Depuis la victoire du Rassemblement national aux européennes du 9 juin et l’annonce de la dissolution de l’Assemblée, les prises de parole publiques des artistes se font rares ou sont emplies d’autocritiques, explique, dans sa chronique, Guillaume Fraissard, chef du service Culture au « Monde ».
Parler ou se taire ? Afficher publiquement son opposition au Rassemblement national (RN) ou faire profil bas ? Depuis la victoire du parti d’extrême droite emmené par Jordan Bardella aux élections européennes du 9 juin et la dissolution de l’Assemblée nationale annoncée dans la foulée par Emmanuel Macron, le monde de la culture balance entre ces deux injonctions. Renvoyé à la fois à sa responsabilité dans la situation politique actuelle et à son attitude face à l’arrivée possible du RN au pouvoir le 7 juillet.
Dans une tribune publiée dans Libération le 12 juin, Ariane Mnouchkine, la directrice du Théâtre du Soleil, résume parfaitement la situation : « Aujourd’hui, je ne suis pas certaine qu’une prise de parole collective des artistes soit utile ou productive. Une partie de nos concitoyens en ont marre de nous : marre de notre impuissance, de nos peurs, de notre narcissisme, de notre sectarisme, de nos dénis. J’en suis là. Une réflexion très sombre, incertaine et mouvante. »
Les mots sont forts, l’autocritique sincère et courageuse sous la plume de cette grande figure engagée du théâtre français dont la colère s’adresse ici, chose rare, en premier lieu à elle-même et à ses pairs de la culture plutôt qu’à l’électorat du RN.
Parler mais pour dire quoi, alors que, depuis le 21 avril 2002 et l’accession de Jean-Marie Le Pen au second tour de l’élection présidentielle – on pourrait même remonter jusqu’au milieu des années 1980 –, la multiplication des prises de parole d’artistes, de tribunes publiées dans la presse, de pétitions, n’a jamais empêché, scrutin après scrutin, l’extrême droite de progresser ?
« Expliquer aux gens »
Parler du haut de son statut d’artiste mais avec le risque, souvent vérifié, de se voir renvoyé à une position de nanti déconnecté des « vrais » problèmes de la vie quotidienne des gens et d’alimenter le rejet d’une élite perçue comme donneuse de leçon et avant tout soucieuse de défendre son pré carré ? Avec la « dédiabolisation » du RN, c’est ainsi toute la rhétorique classique du champ culturel, déployée depuis des décennies pour tenter de dénoncer et de contrer sa montée en puissance, qui s’en trouve ébranlée.
Depuis le 9 juin, les prises de parole publiques se font rares.
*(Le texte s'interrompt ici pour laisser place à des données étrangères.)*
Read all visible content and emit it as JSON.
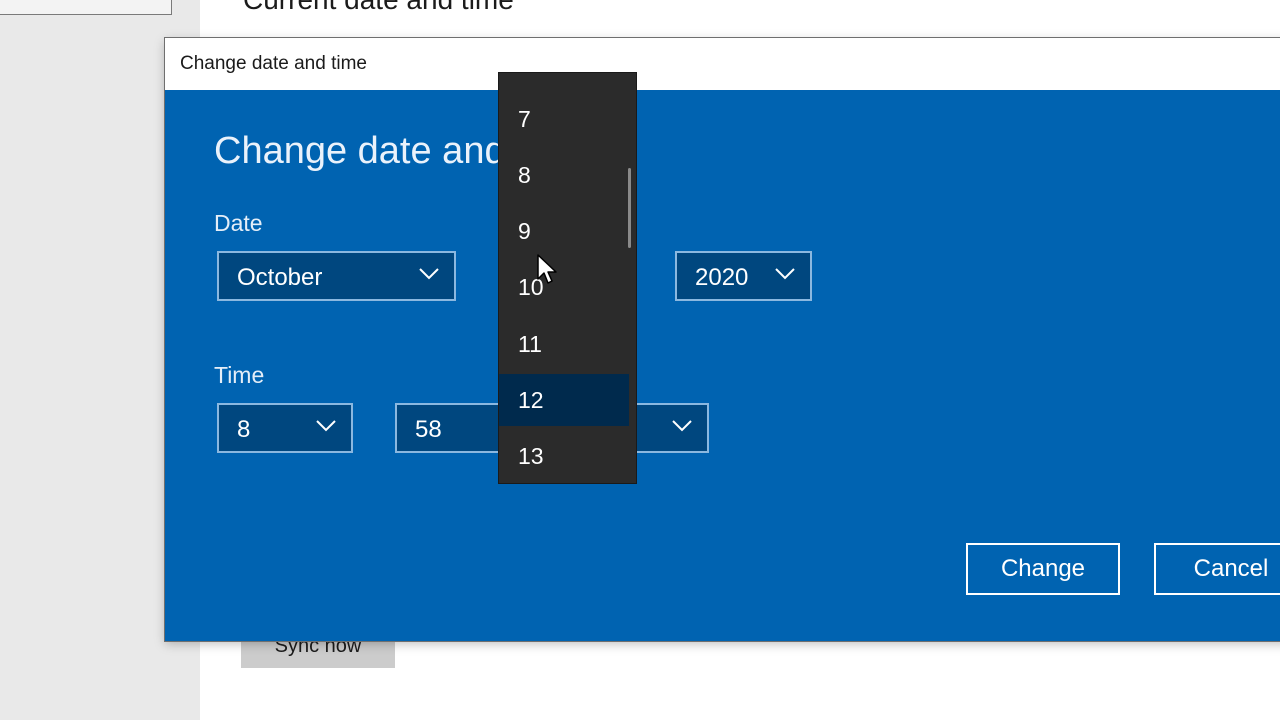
{
  "background": {
    "heading": "Current date and time",
    "sync_button": "Sync now"
  },
  "dialog": {
    "title": "Change date and time",
    "heading": "Change date and time",
    "date_label": "Date",
    "time_label": "Time",
    "month": "October",
    "year": "2020",
    "hour": "8",
    "minute": "58",
    "change_button": "Change",
    "cancel_button": "Cancel"
  },
  "dropdown": {
    "items": [
      "7",
      "8",
      "9",
      "10",
      "11",
      "12",
      "13"
    ],
    "selected": "12"
  },
  "colors": {
    "dialog_bg": "#0063b1",
    "combo_bg": "#00477f",
    "dropdown_bg": "#2b2b2b",
    "dropdown_selected": "#002a4d"
  },
  "icons": [
    "chevron-down-icon",
    "mouse-cursor-icon"
  ]
}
Elles émanent de personnalités, de syndicats ou d’entreprises (Radio Nova par exemple), plus que de larges collectifs d’artistes beaucoup plus mobilisés sur les questions de société comme la lutte contre les violences sexistes et sexuelles dans la culture. Sur Instagram, l’actrice Marion Cotillard s’affiche avec un badge « La jeunesse emmerde le front Nazional », référence à une vieille chanson des Bérurier Noir remise au goût du jour dans les manifestations.
Mardi 18 juin, dans l’émission « Quotidien » sur TMC et le lendemain matin sur France Inter, l’acteur Roschdy Zem dit son inquiétude face à la montée de la xénophobie et du RN, tout en dénonçant l’abandon de la politique sociale par le « gouvernement, et ceux qui l’ont précédé ». « Il faut expliquer aux gens que la réponse ne se trouve pas dans ce parti », a exhorté le comédien.
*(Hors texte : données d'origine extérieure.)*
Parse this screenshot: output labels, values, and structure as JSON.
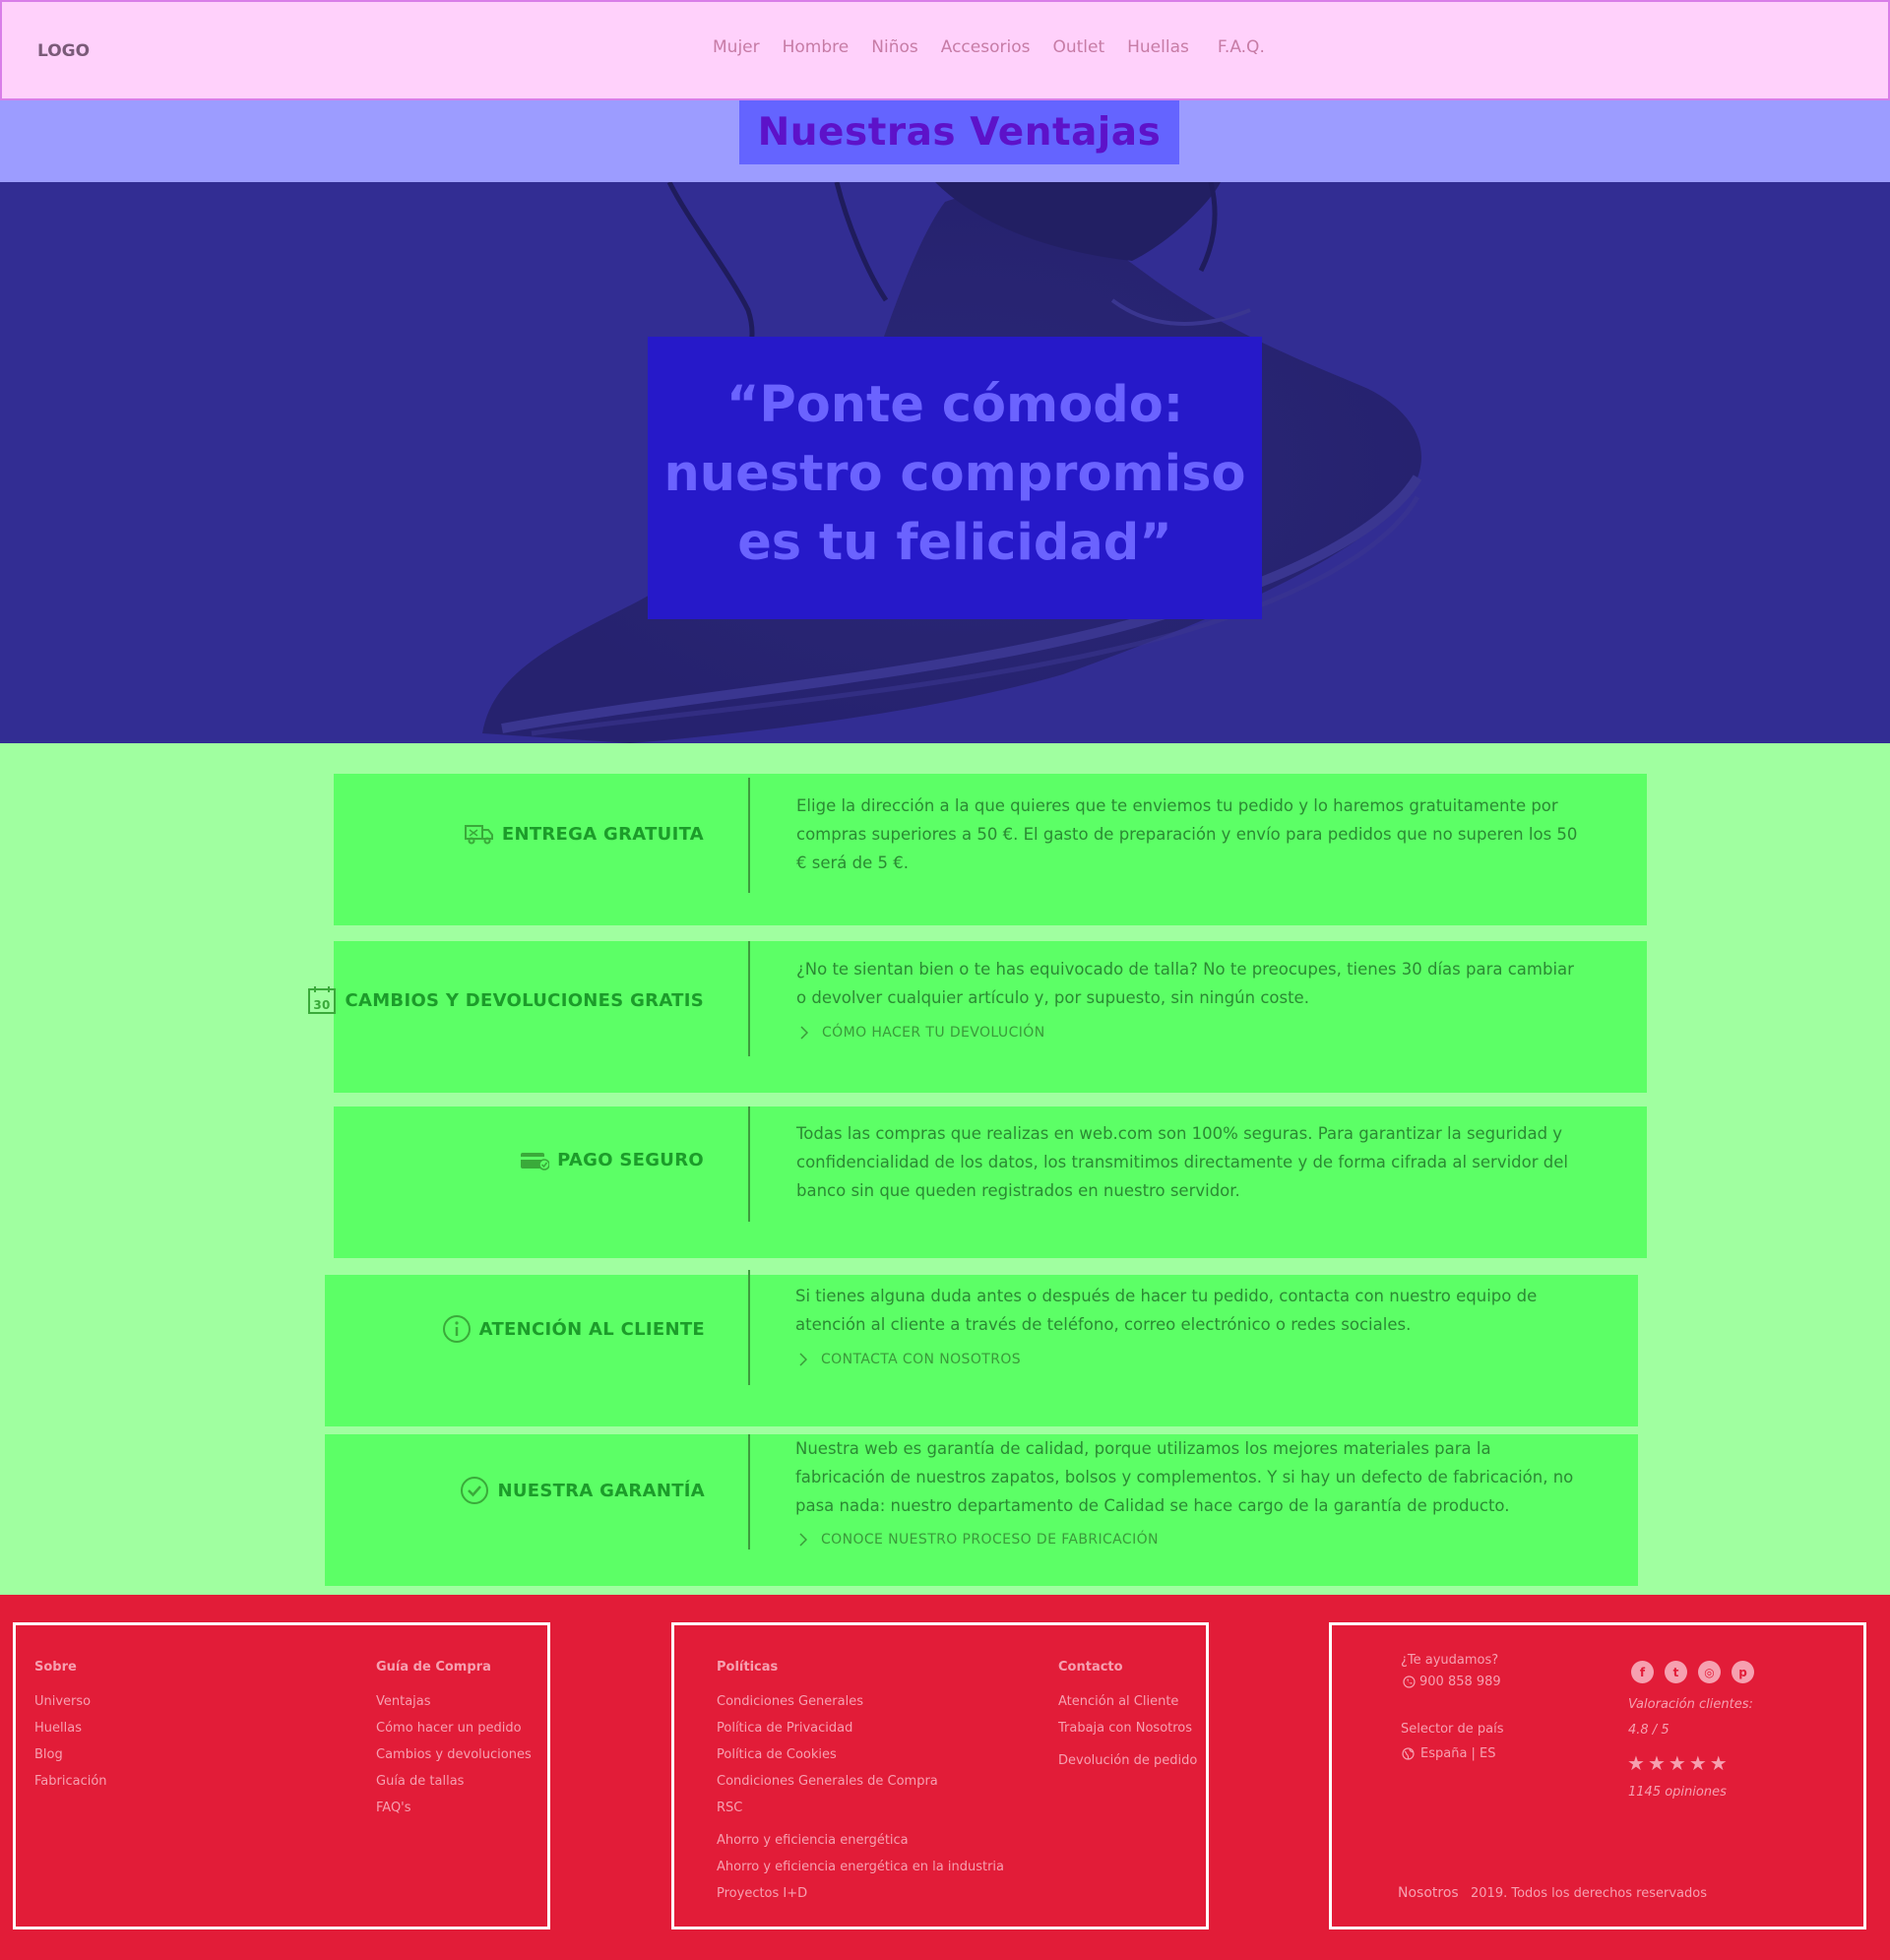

Le même jour à Lille, lors de la présentation de la nouvelle saison du Théâtre du Nord qu’il dirige, le metteur en scène David Bobée a appelé « à titre personnel à voter Nouveau Front populaire ». Signe des temps, les propos de Kylian Mbappé incitant depuis l’Allemagne, où l’équipe de France de football dispute l’Euro, à voter « contre les extrêmes, contre les idées qui divisent », ou ceux du youtubeur Squeezie invitant ses 19 millions d’abonnés à faire barrage au RN ont eu un retentissement politique et médiatique bien plus important que n’importe quelles autres prises de position, issues du milieu culturel ou d’ailleurs.
Totalement absente des débats de la campagne électorale éclair qui vient de s’ouvrir, la culture en serait donc réduite à attendre de ses hérauts une introspection silencieuse sur ces « peurs », ce « sectarisme » et ces « dénis » dont parle Mnouchkine et qui seraient en partie responsables de la forte poussée de l’extrême droite. Elle risque d’être aussi douloureuse que complexe.